И мы видим, как делается один пробный шаг, а дальше – два-три шага гораздо более резких в том же направлении. Или наоборот: сначала власть делает три шага, объявляя, например, «Мемориал» подрывающим основы конституционного строя, потом делает шаг назад, но как бы память остается. И понятно, что следующим шагом будет движение в этом же самом направлении.

Усиление давления на экспертное сообщество и на некоммерческие организации, расширение прав и возможностей репрессивных органов и спецслужб – под предлогом борьбы с терроризмом делается многое из этого, при том, что российская власть действительно напугана возможными последствиями своих действий на Ближнем Востоке.

Что касается партийной системы, то она у нас безумно архаична, и это демонстрируется тем, что партийные вожди у нас даже дольше, чем «национальный лидер» – они уже по 15-25 лет на своих местах. И понятно, что это усиливает риски.

Это – «эффект перестройки», когда власть боится начать что-то латать, поскольку имеется память о том, как вот этот процесс частичного подкрашивания и модернизации может выйти из-под контроля. А цена бездействия в данном случае – это усиление рисков того, что где-то что-то обрушится в самый неподходящий момент. Мы видим, что была выбрана тактика дотянуть до сентября 2016 года, ничего не меняя в партийной системе.
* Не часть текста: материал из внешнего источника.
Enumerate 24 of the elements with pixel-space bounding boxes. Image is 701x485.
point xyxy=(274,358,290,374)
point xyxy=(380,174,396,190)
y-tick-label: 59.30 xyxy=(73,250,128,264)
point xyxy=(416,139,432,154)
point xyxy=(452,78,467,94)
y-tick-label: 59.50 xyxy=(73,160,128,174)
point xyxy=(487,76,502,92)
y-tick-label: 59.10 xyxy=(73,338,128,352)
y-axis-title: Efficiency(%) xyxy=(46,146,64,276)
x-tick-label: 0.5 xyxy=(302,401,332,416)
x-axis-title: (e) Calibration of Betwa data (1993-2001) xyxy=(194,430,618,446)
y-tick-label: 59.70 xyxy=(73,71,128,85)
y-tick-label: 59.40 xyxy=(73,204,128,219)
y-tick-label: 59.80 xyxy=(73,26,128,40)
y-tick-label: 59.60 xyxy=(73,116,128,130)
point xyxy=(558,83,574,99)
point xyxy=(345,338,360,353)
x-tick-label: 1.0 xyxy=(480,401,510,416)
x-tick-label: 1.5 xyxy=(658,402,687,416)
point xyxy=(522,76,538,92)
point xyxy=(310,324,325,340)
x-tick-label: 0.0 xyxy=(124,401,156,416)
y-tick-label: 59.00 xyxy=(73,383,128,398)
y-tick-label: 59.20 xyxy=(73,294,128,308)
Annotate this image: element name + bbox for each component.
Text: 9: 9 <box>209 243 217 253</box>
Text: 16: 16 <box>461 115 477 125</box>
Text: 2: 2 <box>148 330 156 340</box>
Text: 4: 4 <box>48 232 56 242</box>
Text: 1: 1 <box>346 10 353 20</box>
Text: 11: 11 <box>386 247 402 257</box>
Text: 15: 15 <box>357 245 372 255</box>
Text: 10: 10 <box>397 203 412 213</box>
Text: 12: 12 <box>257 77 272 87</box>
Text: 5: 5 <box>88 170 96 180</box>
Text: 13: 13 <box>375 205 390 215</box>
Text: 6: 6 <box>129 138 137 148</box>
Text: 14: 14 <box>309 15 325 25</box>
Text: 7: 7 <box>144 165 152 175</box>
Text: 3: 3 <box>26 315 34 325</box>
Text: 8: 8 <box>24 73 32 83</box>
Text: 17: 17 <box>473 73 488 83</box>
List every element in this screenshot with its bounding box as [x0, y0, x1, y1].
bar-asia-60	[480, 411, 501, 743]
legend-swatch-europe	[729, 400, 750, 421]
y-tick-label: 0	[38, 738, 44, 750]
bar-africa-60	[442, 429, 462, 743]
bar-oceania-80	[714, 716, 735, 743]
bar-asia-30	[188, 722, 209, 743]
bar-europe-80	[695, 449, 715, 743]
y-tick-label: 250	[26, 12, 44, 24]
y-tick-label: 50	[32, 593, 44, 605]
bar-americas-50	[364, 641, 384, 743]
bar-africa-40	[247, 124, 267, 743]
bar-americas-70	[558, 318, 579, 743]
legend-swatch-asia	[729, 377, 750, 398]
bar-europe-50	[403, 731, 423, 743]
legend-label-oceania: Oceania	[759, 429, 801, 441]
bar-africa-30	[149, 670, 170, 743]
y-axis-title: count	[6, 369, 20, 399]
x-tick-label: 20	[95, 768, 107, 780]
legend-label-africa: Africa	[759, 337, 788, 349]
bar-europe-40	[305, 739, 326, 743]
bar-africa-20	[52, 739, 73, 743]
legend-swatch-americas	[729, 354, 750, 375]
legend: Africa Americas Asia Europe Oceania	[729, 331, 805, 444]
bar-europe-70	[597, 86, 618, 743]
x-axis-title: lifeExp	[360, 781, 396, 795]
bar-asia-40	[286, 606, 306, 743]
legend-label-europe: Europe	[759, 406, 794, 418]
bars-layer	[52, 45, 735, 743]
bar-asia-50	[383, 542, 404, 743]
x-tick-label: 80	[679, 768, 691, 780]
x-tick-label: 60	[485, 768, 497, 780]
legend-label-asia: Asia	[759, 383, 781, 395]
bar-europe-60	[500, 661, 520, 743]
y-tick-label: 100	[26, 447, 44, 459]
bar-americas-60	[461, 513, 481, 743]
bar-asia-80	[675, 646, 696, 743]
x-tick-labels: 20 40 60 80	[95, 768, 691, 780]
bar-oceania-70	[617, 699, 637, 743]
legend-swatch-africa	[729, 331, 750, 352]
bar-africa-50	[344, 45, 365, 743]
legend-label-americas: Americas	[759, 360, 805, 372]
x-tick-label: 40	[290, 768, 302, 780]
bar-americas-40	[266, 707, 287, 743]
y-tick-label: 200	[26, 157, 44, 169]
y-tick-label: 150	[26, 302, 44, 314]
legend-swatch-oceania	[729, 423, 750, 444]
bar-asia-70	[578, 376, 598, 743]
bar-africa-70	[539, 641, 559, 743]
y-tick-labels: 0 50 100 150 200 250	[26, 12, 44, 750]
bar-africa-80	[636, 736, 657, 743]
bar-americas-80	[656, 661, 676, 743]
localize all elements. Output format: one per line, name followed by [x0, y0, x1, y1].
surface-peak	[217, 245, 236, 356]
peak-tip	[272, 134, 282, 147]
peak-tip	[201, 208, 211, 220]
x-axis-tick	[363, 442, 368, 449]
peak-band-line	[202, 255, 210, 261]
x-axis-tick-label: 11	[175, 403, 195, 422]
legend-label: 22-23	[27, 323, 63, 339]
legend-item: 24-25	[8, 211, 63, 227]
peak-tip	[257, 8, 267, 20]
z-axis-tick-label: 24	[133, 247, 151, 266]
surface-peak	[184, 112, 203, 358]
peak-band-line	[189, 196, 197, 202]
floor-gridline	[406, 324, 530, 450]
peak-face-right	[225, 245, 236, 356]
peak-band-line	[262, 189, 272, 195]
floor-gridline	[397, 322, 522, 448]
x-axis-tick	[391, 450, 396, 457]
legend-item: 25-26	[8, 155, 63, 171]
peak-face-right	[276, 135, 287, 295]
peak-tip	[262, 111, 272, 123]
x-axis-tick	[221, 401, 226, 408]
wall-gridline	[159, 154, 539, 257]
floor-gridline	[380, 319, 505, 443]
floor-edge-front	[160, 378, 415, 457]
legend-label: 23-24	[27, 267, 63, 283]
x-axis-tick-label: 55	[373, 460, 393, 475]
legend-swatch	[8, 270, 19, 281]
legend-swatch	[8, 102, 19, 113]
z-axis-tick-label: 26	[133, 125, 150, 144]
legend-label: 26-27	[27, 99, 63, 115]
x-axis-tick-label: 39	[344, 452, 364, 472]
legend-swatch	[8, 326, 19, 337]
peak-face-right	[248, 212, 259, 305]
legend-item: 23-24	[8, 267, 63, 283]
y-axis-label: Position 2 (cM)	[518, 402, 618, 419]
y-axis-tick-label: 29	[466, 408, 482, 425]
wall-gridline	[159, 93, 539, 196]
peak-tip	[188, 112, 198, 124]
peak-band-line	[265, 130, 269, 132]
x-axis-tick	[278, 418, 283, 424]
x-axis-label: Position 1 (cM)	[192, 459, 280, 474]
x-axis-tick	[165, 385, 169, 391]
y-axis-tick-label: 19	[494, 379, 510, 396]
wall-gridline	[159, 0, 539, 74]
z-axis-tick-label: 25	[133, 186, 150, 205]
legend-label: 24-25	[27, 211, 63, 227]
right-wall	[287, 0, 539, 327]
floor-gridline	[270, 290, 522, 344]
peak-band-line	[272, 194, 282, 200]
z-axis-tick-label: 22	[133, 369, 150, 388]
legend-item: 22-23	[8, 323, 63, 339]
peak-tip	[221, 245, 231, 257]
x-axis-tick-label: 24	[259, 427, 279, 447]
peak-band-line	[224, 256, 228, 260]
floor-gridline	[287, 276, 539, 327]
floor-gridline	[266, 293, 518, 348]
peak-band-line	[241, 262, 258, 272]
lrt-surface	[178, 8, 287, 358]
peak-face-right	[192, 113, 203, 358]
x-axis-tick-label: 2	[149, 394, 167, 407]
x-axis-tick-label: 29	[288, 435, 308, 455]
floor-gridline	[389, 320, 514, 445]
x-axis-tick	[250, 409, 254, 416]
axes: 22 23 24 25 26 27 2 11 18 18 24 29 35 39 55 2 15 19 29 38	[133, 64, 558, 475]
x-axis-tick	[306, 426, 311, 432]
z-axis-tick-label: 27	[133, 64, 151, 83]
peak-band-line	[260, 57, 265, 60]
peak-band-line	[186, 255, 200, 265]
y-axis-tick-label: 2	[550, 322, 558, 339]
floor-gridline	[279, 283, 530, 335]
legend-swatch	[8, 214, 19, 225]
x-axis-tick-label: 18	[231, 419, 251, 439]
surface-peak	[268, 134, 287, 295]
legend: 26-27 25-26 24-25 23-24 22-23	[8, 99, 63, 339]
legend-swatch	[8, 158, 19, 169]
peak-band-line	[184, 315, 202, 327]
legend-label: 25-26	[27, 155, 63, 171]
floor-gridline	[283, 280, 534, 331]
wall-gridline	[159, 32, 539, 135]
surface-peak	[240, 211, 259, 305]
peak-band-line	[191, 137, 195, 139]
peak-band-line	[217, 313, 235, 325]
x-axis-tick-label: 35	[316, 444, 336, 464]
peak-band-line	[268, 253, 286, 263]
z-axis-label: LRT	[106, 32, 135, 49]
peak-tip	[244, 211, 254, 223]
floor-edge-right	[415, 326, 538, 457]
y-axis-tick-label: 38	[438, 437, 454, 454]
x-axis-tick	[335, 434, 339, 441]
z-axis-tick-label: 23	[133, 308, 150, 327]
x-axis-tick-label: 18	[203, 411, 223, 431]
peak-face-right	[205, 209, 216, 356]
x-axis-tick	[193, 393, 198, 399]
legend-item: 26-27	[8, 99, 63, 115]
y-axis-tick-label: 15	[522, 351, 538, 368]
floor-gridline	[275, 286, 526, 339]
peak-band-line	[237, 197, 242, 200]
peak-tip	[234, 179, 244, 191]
А это означает, что, предположим, случись что с пресловутым Жириновским, например, у нас не будет такого клапана на, условно, националистическом фланге, который канализует значительную часть негативной энергии.

Соответственно, события могут развиваться абсолютно неконтролируемым властью образом. Мы входим в кризис в ситуации, когда резервных вариантов нет, когда любой протест против конкретных людей или конкретных партийных структур превращается в демонтаж всей системы. Потому что заменить одну политическую партию другой система сегодня не в состоянии.

Состояния, когда «все висит на одном ржавом гвозде».

Мы иногда видели некие инициативные движения со стороны верховной власти, которые демонстрируют, что те правила игры, которые до недавнего времени работали, больше не работают. Это подвешивает, ставит в неопределенное положение всех игроков в системе. Это позволяет, соответственно, легче контролировать этих игроков, но это опять же усиливает риск, связанный с тем, что региональные элиты получили сигнал об окончании режима обмена лояльности на их аппаратную стабильность.

Это ситуация, которая может длиться очень недолго, потому что иначе региональная элита выходит из-под контроля. Вот такое подвешивание игроков, очень короткий срок может давать какой-то позитивный результат, а дальше может привести к тому, что игроки начинают действовать против тех механизмов, которые их держат в этом самом подвешенном состоянии.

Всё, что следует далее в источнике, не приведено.